Patients, and often their physicians, tend to fear that asthma medications could be harmful to the fetus, so they discontinue them and go through pregnancy with poorly controlled asthma, said Dr. Baron, director of the Perinatal Center at Sarasota Memorial Hospital.
"Chronic hypoxia is going to hurt the baby far more than anything that any pharmaceutical company is going to create," she said.
In fact, poorly controlled and! or severe asthma are associated with increased risk for intrauterine growth restriction, low birth weight, preeclampsia, preterm labor, and neonatal morbidity due to hypoxia.
Approximately 4% of pregnancies are complicated by asthma, and status asthmaticus complicates 0.2% of pregnancies. A third of asthmatic pregnant patients' asthma will improve during pregnancy, one-third will worsen, and one-third will stay the same.

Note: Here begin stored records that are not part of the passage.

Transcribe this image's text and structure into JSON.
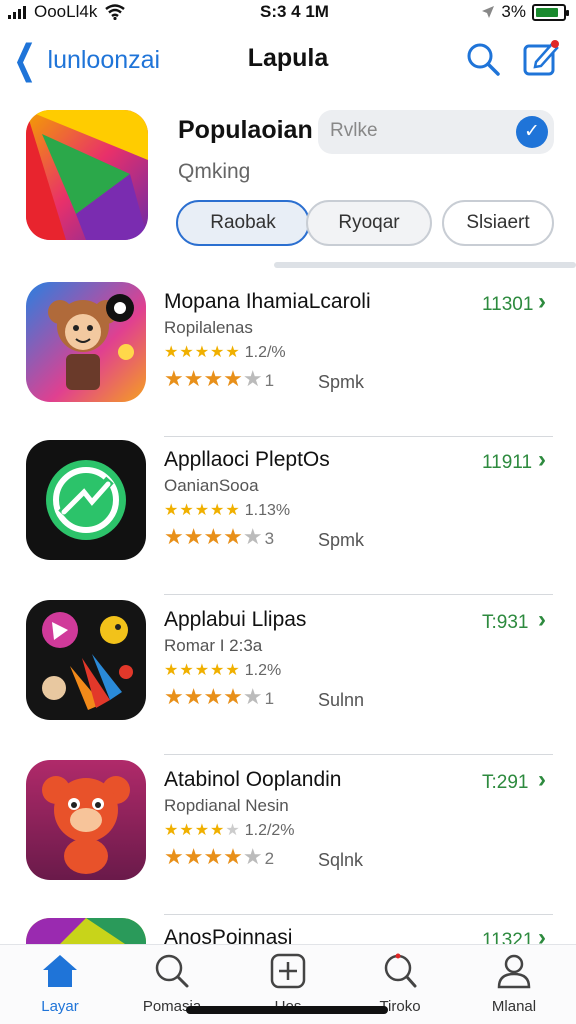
{
  "status_bar": {
    "carrier": "OooLl4k",
    "time": "S:3 4 1M",
    "battery_text": "3%"
  },
  "nav": {
    "back_label": "lunloonzai",
    "title": "Lapula"
  },
  "featured": {
    "title": "Populaoian",
    "search_value": "Rvlke",
    "subtitle": "Qmking",
    "segments": [
      "Raobak",
      "Ryoqar",
      "Slsiaert"
    ],
    "active_segment": 0
  },
  "apps": [
    {
      "name": "Mopana IhamiaLcaroli",
      "developer": "Ropilalenas",
      "small_rating": "1.2/%",
      "rating_count": "1",
      "extra": "Spmk",
      "price": "11301",
      "stars_small": 5,
      "stars_big": 4,
      "icon": "monkey-icon"
    },
    {
      "name": "Appllaoci PleptOs",
      "developer": "OanianSooa",
      "small_rating": "1.13%",
      "rating_count": "3",
      "extra": "Spmk",
      "price": "11911",
      "stars_small": 5,
      "stars_big": 4,
      "icon": "green-circle-arrows-icon"
    },
    {
      "name": "Applabui Llipas",
      "developer": "Romar I 2:3a",
      "small_rating": "1.2%",
      "rating_count": "1",
      "extra": "Sulnn",
      "price": "T:931",
      "stars_small": 5,
      "stars_big": 4,
      "icon": "party-characters-icon"
    },
    {
      "name": "Atabinol Ooplandin",
      "developer": "Ropdianal Nesin",
      "small_rating": "1.2/2%",
      "rating_count": "2",
      "extra": "Sqlnk",
      "price": "T:291",
      "stars_small": 4,
      "stars_big": 4,
      "icon": "bear-icon"
    },
    {
      "name": "AnosPoinnasi",
      "developer": "",
      "small_rating": "",
      "rating_count": "",
      "extra": "",
      "price": "11321",
      "stars_small": 0,
      "stars_big": 0,
      "icon": "colorful-app-icon"
    }
  ],
  "tabs": [
    {
      "label": "Layar",
      "icon": "home-icon"
    },
    {
      "label": "Pomasia",
      "icon": "search-icon"
    },
    {
      "label": "Uos",
      "icon": "add-icon"
    },
    {
      "label": "Tiroko",
      "icon": "search-alt-icon"
    },
    {
      "label": "Mlanal",
      "icon": "profile-icon"
    }
  ],
  "colors": {
    "accent": "#1f74d8",
    "price": "#2d8a3e",
    "star": "#f0b000"
  }
}
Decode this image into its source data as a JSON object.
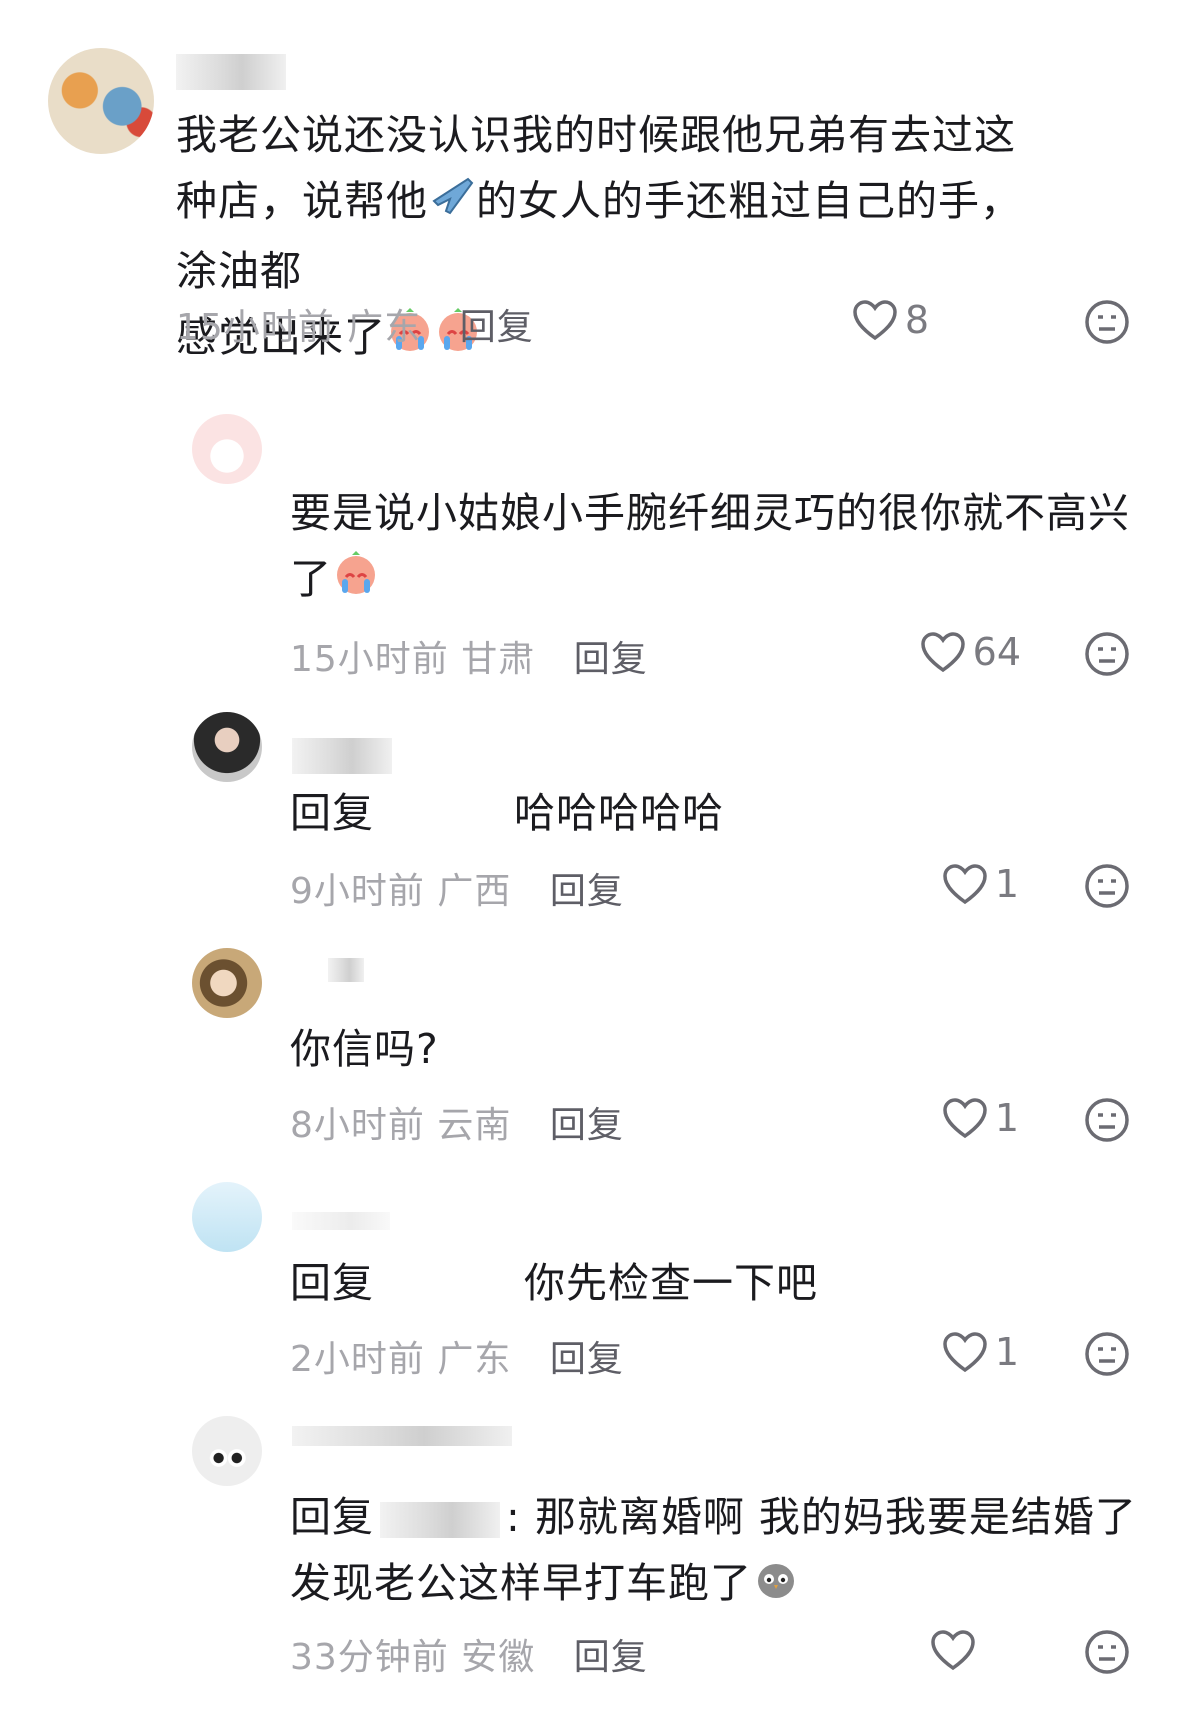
{
  "comments": [
    {
      "text": "我老公说还没认识我的时候跟他兄弟有去过这种店，说帮他",
      "text2": "的女人的手还粗过自己的手，涂油都",
      "text3": "感觉出来了",
      "time": "15小时前",
      "location": "广东",
      "reply": "回复",
      "likes": "8"
    },
    {
      "text": "要是说小姑娘小手腕纤细灵巧的很你就不高兴",
      "text2": "了",
      "time": "15小时前",
      "location": "甘肃",
      "reply": "回复",
      "likes": "64"
    },
    {
      "reply_prefix": "回复",
      "text": "哈哈哈哈哈",
      "time": "9小时前",
      "location": "广西",
      "reply": "回复",
      "likes": "1"
    },
    {
      "text": "你信吗?",
      "time": "8小时前",
      "location": "云南",
      "reply": "回复",
      "likes": "1"
    },
    {
      "reply_prefix": "回复",
      "text": "你先检查一下吧",
      "time": "2小时前",
      "location": "广东",
      "reply": "回复",
      "likes": "1"
    },
    {
      "reply_prefix": "回复",
      "text": ": 那就离婚啊 我的妈我要是结婚了",
      "text2": "发现老公这样早打车跑了",
      "time": "33分钟前",
      "location": "安徽",
      "reply": "回复",
      "likes": ""
    }
  ],
  "icons": {
    "like": "heart-outline-icon",
    "dislike": "neutral-face-icon"
  },
  "colors": {
    "text": "#1b1b1f",
    "meta": "#a6a6ab",
    "reply": "#5e5e66"
  }
}
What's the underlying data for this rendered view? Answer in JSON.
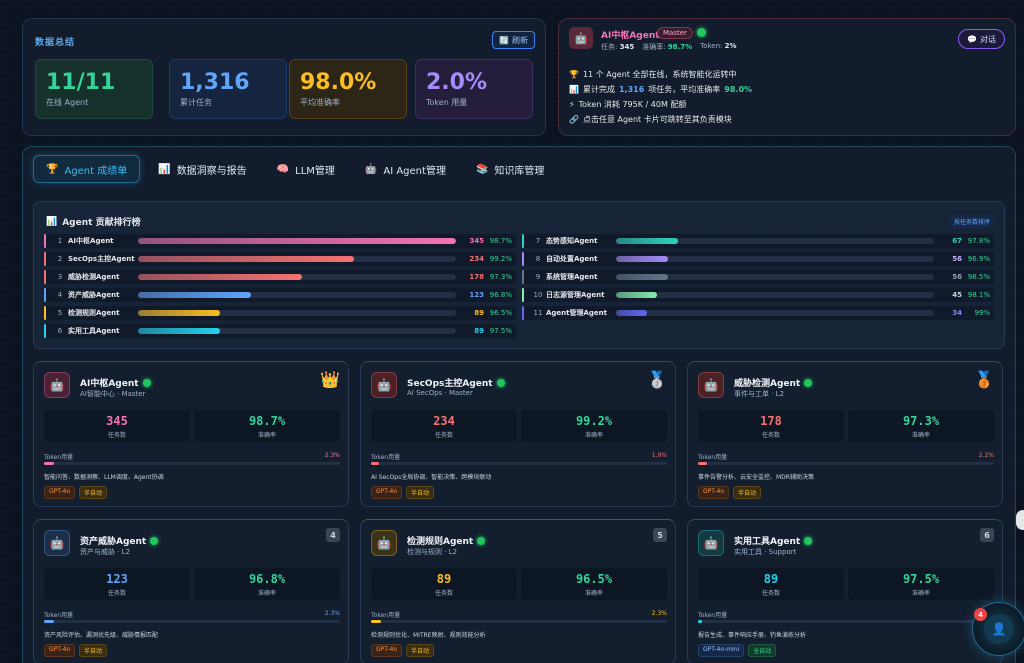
{
  "summary": {
    "title": "数据总结",
    "refresh_label": "刷新",
    "stats": [
      {
        "value": "11/11",
        "label": "在线 Agent"
      },
      {
        "value": "1,316",
        "label": "累计任务"
      },
      {
        "value": "98.0%",
        "label": "平均准确率"
      },
      {
        "value": "2.0%",
        "label": "Token 用量"
      }
    ]
  },
  "master": {
    "name": "AI中枢Agent",
    "badge": "Master",
    "tasks_label": "任务:",
    "tasks_value": "345",
    "acc_label": "准确率:",
    "acc_value": "98.7%",
    "token_label": "Token:",
    "token_value": "2%",
    "chat_label": "对话",
    "line1": "11 个 Agent 全部在线，系统智能化运转中",
    "line2_pre": "累计完成",
    "line2_tasks": "1,316",
    "line2_mid": "项任务，平均准确率",
    "line2_acc": "98.0%",
    "line3": "Token 消耗 795K / 40M 配额",
    "line4": "点击任意 Agent 卡片可跳转至其负责模块"
  },
  "tabs": [
    {
      "label": "Agent 成绩单",
      "icon": "🏆"
    },
    {
      "label": "数据洞察与报告",
      "icon": "📊"
    },
    {
      "label": "LLM管理",
      "icon": "🧠"
    },
    {
      "label": "AI Agent管理",
      "icon": "🤖"
    },
    {
      "label": "知识库管理",
      "icon": "📚"
    }
  ],
  "ranking": {
    "title": "Agent 贡献排行榜",
    "sort_label": "按任务数排序",
    "rows": [
      {
        "rank": "1",
        "name": "AI中枢Agent",
        "count": "345",
        "pct": "98.7%",
        "value": 345,
        "color": "#f472b6",
        "count_color": "#f472b6"
      },
      {
        "rank": "2",
        "name": "SecOps主控Agent",
        "count": "234",
        "pct": "99.2%",
        "value": 234,
        "color": "#f87171",
        "count_color": "#f87171"
      },
      {
        "rank": "3",
        "name": "威胁检测Agent",
        "count": "178",
        "pct": "97.3%",
        "value": 178,
        "color": "#f87171",
        "count_color": "#f87171"
      },
      {
        "rank": "4",
        "name": "资产威胁Agent",
        "count": "123",
        "pct": "96.8%",
        "value": 123,
        "color": "#60a5fa",
        "count_color": "#60a5fa"
      },
      {
        "rank": "5",
        "name": "检测规则Agent",
        "count": "89",
        "pct": "96.5%",
        "value": 89,
        "color": "#fbbf24",
        "count_color": "#fbbf24"
      },
      {
        "rank": "6",
        "name": "实用工具Agent",
        "count": "89",
        "pct": "97.5%",
        "value": 89,
        "color": "#22d3ee",
        "count_color": "#22d3ee"
      },
      {
        "rank": "7",
        "name": "态势感知Agent",
        "count": "67",
        "pct": "97.8%",
        "value": 67,
        "color": "#2dd4bf",
        "count_color": "#2dd4bf"
      },
      {
        "rank": "8",
        "name": "自动处置Agent",
        "count": "56",
        "pct": "96.9%",
        "value": 56,
        "color": "#a78bfa",
        "count_color": "#c4b5fd"
      },
      {
        "rank": "9",
        "name": "系统管理Agent",
        "count": "56",
        "pct": "96.5%",
        "value": 56,
        "color": "#64748b",
        "count_color": "#94a3b8"
      },
      {
        "rank": "10",
        "name": "日志源管理Agent",
        "count": "45",
        "pct": "98.1%",
        "value": 45,
        "color": "#86efac",
        "count_color": "#cbd5e1"
      },
      {
        "rank": "11",
        "name": "Agent管理Agent",
        "count": "34",
        "pct": "99%",
        "value": 34,
        "color": "#6366f1",
        "count_color": "#818cf8"
      }
    ],
    "max": 345
  },
  "cards": [
    {
      "name": "AI中枢Agent",
      "sub": "AI智能中心 · Master",
      "rank_mark": "👑",
      "tasks": "345",
      "tasks_label": "任务数",
      "acc": "98.7%",
      "acc_label": "准确率",
      "token_label": "Token用量",
      "token_pct": "2.3%",
      "token_value": 2.3,
      "desc": "智能问答、数据洞察、LLM调度、Agent协调",
      "model": "GPT-4o",
      "mode": "半自动",
      "accent": "#f472b6",
      "av_bg": "#4a2233"
    },
    {
      "name": "SecOps主控Agent",
      "sub": "AI SecOps · Master",
      "rank_mark": "🥈",
      "tasks": "234",
      "tasks_label": "任务数",
      "acc": "99.2%",
      "acc_label": "准确率",
      "token_label": "Token用量",
      "token_pct": "1.9%",
      "token_value": 1.9,
      "desc": "AI SecOps全局协调、智能决策、跨模块联动",
      "model": "GPT-4o",
      "mode": "半自动",
      "accent": "#f87171",
      "av_bg": "#4a2226"
    },
    {
      "name": "威胁检测Agent",
      "sub": "事件与工单 · L2",
      "rank_mark": "🥉",
      "tasks": "178",
      "tasks_label": "任务数",
      "acc": "97.3%",
      "acc_label": "准确率",
      "token_label": "Token用量",
      "token_pct": "2.2%",
      "token_value": 2.2,
      "desc": "事件告警分析、云安全监控、MDR辅助决策",
      "model": "GPT-4o",
      "mode": "半自动",
      "accent": "#f87171",
      "av_bg": "#4a2226"
    },
    {
      "name": "资产威胁Agent",
      "sub": "资产与威胁 · L2",
      "rank_mark": "4",
      "tasks": "123",
      "tasks_label": "任务数",
      "acc": "96.8%",
      "acc_label": "准确率",
      "token_label": "Token用量",
      "token_pct": "2.3%",
      "token_value": 2.3,
      "desc": "资产风险评估、漏洞优先级、威胁情报匹配",
      "model": "GPT-4o",
      "mode": "半自动",
      "accent": "#60a5fa",
      "av_bg": "#1c2f4a"
    },
    {
      "name": "检测规则Agent",
      "sub": "检测与规则 · L2",
      "rank_mark": "5",
      "tasks": "89",
      "tasks_label": "任务数",
      "acc": "96.5%",
      "acc_label": "准确率",
      "token_label": "Token用量",
      "token_pct": "2.3%",
      "token_value": 2.3,
      "desc": "检测规则优化、MITRE映射、规则效能分析",
      "model": "GPT-4o",
      "mode": "半自动",
      "accent": "#fbbf24",
      "av_bg": "#3a3318"
    },
    {
      "name": "实用工具Agent",
      "sub": "实用工具 · Support",
      "rank_mark": "6",
      "tasks": "89",
      "tasks_label": "任务数",
      "acc": "97.5%",
      "acc_label": "准确率",
      "token_label": "Token用量",
      "token_pct": "",
      "token_value": 1.0,
      "desc": "报告生成、事件响应手册、钓鱼演练分析",
      "model": "GPT-4o-mini",
      "mode": "全自动",
      "accent": "#22d3ee",
      "av_bg": "#143a40"
    }
  ],
  "fab": {
    "badge": "4"
  }
}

While it is difficult to predict the impact of pregnancy on asthma, generally, the more severe and poorly controlled the asthma is before pregnancy, the worse it will be during pregnancy.
Most patients with mild asthma will do well during pregnancy Outcomes in those with mild, well-controlled asthma are not very different from those in nonasthmatic patients.
Mild intermittent patients--those with fewer than two exacerbations weekly--can continue to use rescue medications, such as an albuterol inhaler, to treat the exacerbations. Those with mild persistent asthma (more than two attacks weekly) will probably require a steroid inhalant. Don't take patients off this, or they will likely develop moderate asthma, Dr. Baron warned.